THE HOOF: Smell my hot goathide. Feel my royal weight.

 20th cast. page 432, line 2819.


THE HOOF: Smell my hot goathide. Feel my royal weight.

 

BLOOM: (Crosslacing.) Too tight?

 

THE HOOF: If you bungle, Handy Andy, I’ll kick your football for you.

 

Episode 15. It is written in the form of a fantastic play.

 

Bella Cohen's brothel. Bella, the madam of the brothel, appears and has Bloom tie the laces of her boots on a chair.

 

Ulysses is based on a motif from Homer's Odyssey.
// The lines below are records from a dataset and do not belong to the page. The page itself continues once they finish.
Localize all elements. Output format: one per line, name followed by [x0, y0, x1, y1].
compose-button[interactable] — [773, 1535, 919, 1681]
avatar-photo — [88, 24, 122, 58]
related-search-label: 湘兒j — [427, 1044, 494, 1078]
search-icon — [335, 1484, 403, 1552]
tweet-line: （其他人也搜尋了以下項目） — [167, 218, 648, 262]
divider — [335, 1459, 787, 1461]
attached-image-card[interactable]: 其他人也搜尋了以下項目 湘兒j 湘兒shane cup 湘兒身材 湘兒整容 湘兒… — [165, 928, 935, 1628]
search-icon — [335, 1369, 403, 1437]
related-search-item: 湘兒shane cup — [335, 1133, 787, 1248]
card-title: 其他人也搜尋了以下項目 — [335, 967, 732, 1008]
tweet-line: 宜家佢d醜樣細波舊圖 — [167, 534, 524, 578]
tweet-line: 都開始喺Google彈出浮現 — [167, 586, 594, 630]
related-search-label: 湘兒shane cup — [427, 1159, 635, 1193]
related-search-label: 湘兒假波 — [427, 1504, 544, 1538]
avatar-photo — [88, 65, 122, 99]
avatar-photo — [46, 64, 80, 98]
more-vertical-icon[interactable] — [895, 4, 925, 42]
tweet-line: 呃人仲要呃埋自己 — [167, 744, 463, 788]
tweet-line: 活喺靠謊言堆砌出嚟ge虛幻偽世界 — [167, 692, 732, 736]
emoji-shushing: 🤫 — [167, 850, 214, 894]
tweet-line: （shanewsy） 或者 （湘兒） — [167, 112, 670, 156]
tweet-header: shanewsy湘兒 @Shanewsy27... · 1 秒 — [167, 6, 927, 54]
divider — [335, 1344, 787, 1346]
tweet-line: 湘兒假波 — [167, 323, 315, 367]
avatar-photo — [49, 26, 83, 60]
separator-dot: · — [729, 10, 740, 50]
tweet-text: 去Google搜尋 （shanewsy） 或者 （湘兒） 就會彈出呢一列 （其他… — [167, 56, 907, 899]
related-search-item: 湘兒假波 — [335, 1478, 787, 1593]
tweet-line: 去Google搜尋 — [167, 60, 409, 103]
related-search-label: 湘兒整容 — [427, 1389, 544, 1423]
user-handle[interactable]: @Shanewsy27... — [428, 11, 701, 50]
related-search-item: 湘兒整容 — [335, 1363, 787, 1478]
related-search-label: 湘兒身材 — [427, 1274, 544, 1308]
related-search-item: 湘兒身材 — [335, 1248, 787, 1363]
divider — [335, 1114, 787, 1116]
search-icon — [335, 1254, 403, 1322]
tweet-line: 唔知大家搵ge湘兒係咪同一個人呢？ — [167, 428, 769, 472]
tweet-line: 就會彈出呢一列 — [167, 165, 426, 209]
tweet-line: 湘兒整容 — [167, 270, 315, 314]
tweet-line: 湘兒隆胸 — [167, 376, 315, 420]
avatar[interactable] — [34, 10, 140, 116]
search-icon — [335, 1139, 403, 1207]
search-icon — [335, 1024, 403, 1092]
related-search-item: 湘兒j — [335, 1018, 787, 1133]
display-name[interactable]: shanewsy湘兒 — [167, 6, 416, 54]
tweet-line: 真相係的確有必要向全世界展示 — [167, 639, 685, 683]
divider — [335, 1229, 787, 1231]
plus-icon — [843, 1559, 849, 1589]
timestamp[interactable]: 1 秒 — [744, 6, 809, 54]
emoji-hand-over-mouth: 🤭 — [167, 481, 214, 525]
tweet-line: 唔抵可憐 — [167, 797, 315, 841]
Bella Cohen corresponds to the witch Circe.  Circe uses magic to turn people into animals.

 

The passage just before here says: a plump buskined hoof and a full pastern, silksocked. The pastern is "a part of the leg of a horse between the fetlock and the top of the hoof", so a hoof would be the foot of a Bella transformed into a horse's hoof. Or at least the foot of a hoofed animal.

 

Handy Andy is the main character in the novel Handy Andy (1842) by the Irish composer and novelist Samuel Lover(1797 - 1868). Hired as an servant of a landowner, Andy was a man of peculiar talent who did everything wrong.

 

At a later date, the proper noun "Handy Andy" became a general noun meaning "a hired hand who does all the little jobs," "a handyman," or "a do-it-yourselfer. Today, it seems to have become a trade name for DIY stores.

 

I happened to find this passage in Chapter 9 (page 229) of Finnegans Wake. Wild primates not stop him frem at rearing a writing in handy antics."